Photo : «Le Chili n’éduque pas, il s’enrichit», 2008. / Affiche d’Oscar Scheihing, Colectivo Mano Alzada
Références
[1] De Maurice Bulbulian et Michel Gauthier, https://www.onf.ca/film/richesse_des_autres/
[2] Voir, par exemple : Del Pozo, José (2009). Les Chiliens au Québec. Immigrants et réfugiés de 1955 à nos jours. Montréal : Boréal ; voir également LeGrand, Catherine (2013). « Les réseaux missionnaires et l’action sociale des Québécois en Amérique latine, 1945-1980 », Études d’histoire religieuse, vol. 79, n° 1, p. 93-115.
[3] Crozier, Michel, Samuel P. Huntington et Joji Watanuki (1975). The Crisis of Democracy: Report on the Governability of Democracies to the Trilateral Commission. New York: New York University Press.

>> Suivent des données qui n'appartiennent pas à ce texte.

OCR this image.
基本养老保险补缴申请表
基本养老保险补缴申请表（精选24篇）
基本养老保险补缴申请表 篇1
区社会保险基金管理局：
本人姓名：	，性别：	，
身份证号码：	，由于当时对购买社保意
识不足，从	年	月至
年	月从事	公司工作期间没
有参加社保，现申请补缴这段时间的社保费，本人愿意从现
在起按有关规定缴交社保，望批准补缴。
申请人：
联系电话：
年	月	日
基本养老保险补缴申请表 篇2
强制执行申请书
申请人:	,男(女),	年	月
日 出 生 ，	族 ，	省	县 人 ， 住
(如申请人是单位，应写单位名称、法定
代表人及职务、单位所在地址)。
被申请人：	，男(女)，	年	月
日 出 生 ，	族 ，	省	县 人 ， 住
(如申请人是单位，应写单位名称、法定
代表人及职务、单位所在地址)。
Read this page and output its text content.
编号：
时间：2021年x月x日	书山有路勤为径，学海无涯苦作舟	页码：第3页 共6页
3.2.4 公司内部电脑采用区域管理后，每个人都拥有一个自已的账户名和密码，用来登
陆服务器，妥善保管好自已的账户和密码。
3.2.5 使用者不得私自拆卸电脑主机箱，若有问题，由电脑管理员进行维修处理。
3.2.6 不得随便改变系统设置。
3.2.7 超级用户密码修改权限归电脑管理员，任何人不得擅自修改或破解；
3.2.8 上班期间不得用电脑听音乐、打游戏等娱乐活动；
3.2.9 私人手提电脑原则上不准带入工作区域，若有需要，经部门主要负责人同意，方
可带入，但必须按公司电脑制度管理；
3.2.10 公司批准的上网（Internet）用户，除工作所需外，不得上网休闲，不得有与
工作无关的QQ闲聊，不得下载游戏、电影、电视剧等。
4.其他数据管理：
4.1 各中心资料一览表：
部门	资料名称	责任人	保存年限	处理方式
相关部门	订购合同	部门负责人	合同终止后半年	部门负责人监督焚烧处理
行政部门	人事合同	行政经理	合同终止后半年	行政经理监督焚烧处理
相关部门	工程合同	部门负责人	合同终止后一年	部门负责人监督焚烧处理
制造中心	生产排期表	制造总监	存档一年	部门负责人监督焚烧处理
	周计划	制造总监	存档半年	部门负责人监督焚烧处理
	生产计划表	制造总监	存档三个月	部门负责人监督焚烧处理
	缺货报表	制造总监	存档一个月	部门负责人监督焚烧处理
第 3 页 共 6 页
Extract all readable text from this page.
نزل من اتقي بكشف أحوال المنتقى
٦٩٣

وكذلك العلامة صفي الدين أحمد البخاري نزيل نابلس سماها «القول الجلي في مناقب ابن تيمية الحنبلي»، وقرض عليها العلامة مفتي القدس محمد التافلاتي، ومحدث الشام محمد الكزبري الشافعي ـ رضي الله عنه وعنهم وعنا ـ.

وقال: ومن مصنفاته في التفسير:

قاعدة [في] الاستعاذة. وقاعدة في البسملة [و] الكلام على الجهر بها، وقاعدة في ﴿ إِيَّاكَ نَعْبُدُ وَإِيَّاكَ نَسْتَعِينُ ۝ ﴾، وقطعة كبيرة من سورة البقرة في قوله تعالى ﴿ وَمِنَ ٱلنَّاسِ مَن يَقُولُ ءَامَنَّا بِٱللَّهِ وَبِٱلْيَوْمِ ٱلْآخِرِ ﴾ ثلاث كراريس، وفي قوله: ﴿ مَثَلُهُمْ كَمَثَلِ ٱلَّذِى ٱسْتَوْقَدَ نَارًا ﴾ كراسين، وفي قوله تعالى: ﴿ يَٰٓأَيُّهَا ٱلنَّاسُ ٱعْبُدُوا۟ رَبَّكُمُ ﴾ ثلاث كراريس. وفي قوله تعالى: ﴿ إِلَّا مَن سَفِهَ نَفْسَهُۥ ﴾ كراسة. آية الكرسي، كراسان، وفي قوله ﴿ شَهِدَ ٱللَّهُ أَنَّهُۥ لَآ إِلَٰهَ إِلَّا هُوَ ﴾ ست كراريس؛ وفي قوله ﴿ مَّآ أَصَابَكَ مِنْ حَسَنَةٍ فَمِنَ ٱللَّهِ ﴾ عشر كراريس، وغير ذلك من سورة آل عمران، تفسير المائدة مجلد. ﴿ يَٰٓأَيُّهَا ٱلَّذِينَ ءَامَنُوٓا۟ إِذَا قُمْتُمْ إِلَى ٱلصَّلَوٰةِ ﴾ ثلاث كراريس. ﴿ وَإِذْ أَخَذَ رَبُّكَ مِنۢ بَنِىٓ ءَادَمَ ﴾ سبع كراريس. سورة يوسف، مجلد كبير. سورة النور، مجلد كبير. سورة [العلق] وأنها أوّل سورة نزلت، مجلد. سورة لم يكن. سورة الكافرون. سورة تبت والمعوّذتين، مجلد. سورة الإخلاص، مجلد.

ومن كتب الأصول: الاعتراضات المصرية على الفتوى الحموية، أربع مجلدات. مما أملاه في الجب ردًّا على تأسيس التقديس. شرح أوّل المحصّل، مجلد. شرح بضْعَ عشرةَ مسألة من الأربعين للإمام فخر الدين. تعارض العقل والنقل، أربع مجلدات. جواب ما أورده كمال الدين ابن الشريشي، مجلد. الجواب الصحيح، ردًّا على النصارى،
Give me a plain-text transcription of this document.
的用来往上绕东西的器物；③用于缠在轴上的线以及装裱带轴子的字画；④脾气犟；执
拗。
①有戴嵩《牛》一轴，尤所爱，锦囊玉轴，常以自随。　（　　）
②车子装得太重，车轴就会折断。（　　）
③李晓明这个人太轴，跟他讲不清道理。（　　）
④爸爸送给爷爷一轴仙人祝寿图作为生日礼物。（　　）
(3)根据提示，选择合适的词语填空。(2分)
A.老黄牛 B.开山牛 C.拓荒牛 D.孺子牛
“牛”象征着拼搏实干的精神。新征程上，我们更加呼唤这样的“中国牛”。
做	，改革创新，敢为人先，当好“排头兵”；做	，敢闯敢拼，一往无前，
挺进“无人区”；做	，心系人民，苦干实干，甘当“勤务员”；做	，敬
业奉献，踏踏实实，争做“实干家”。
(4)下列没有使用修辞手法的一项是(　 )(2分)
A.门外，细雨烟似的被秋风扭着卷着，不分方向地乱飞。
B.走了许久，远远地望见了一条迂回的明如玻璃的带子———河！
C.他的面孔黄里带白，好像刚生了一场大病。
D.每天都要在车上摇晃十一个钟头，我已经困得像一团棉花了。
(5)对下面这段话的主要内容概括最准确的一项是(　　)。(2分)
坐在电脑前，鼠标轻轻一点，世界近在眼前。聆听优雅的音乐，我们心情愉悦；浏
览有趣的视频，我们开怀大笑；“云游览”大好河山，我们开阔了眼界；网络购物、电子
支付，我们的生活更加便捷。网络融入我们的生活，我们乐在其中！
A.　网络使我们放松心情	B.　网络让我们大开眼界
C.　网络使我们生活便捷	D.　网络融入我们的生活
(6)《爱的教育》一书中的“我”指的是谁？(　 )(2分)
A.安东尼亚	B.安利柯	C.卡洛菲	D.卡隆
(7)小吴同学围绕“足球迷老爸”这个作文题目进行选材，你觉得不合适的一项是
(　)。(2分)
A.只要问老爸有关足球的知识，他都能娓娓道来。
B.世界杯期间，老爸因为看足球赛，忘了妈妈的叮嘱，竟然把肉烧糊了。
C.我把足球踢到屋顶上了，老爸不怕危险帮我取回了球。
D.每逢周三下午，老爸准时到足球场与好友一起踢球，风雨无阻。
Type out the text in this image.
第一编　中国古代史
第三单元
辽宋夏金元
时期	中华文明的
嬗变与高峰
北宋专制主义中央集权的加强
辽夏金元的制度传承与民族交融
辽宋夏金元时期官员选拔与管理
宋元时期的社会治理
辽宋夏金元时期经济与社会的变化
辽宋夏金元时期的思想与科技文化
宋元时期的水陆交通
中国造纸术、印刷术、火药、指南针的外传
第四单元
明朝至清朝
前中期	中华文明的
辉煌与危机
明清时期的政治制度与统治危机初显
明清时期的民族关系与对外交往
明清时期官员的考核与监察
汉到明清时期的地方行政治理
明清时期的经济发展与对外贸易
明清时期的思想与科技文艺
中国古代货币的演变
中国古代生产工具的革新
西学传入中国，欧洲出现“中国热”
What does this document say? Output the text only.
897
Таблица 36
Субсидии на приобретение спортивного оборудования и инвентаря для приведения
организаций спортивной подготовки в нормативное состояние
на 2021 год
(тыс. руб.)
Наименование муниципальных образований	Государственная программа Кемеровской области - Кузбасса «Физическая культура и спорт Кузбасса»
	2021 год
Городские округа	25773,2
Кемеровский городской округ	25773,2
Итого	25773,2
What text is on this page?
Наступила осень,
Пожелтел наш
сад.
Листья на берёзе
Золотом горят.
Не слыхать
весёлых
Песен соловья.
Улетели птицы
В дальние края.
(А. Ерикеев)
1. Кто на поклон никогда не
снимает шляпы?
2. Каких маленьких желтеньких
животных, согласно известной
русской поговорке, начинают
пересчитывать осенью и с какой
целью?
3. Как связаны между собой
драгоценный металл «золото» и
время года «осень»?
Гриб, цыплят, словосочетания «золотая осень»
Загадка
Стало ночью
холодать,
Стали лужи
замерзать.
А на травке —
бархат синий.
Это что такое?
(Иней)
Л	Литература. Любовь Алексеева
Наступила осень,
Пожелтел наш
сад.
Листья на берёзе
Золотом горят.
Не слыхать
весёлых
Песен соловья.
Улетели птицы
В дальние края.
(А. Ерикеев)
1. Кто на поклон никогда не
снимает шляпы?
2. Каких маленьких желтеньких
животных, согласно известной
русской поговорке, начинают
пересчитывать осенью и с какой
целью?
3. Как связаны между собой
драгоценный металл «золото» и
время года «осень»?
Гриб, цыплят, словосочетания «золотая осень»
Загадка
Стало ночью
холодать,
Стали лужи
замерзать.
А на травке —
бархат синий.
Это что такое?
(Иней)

[4] Schumpeter, Joseph (1990). Capitalisme, socialisme et démocratie. Paris : Payot.
[5] Voté dans le même contexte que le PL 78, le règlement P-6 subordonne explicitement le droit de manifester à celui de circuler, ainsi qu’à la sécurité et à l’ordre public. Jamais invoqué pendant la « crise » étudiante, ce règlement a permis l’arrestation de 1 341 personnes au cours des cinq premières manifestations suivant son application en 2013. Aujourd’hui, la plupart des charges ont été abandonnées et la Cour supérieure du Québec a invalidé ses deux articles les plus controversés concernant l’interdiction de porter des masques et l’obligation de divulguer son itinéraire.
[6] Dans l’arrêt « Saskatchewan Federation of Labour » (2015 CSC 4), la Cour suprême du Canada précise que le droit d’association établi par la Charte canadienne des droits et libertés protège également le droit de grève comme « minimum irréductible » du droit à un véritable processus de négociation collective.
[7] Jacques Rancière, La Mésentente. Politique et Philosophie, Paris, Galilée, 1995.
Ricardo Peñafiel
Ricardo Peñafiel est chilien d’origine, professeur associé au département de Science politique de l’UQAM et membre fondateur du GRIPAL (Groupe de recherche sur les imaginaires politiques en Amérique latine). Il est l’auteur de nombreux articles sur le Chili, l’Amérique latine et le Québec. Militant depuis le début des années 1990 dans des organisations de solidarité avec l’Amérique latine (dont le CDHAL) et membre fondateur de la Revue À bâbord!, il réfléchit depuis toutes ces années aux relations existant entre son pays d’origine et sa société d’accueil et d’adoption.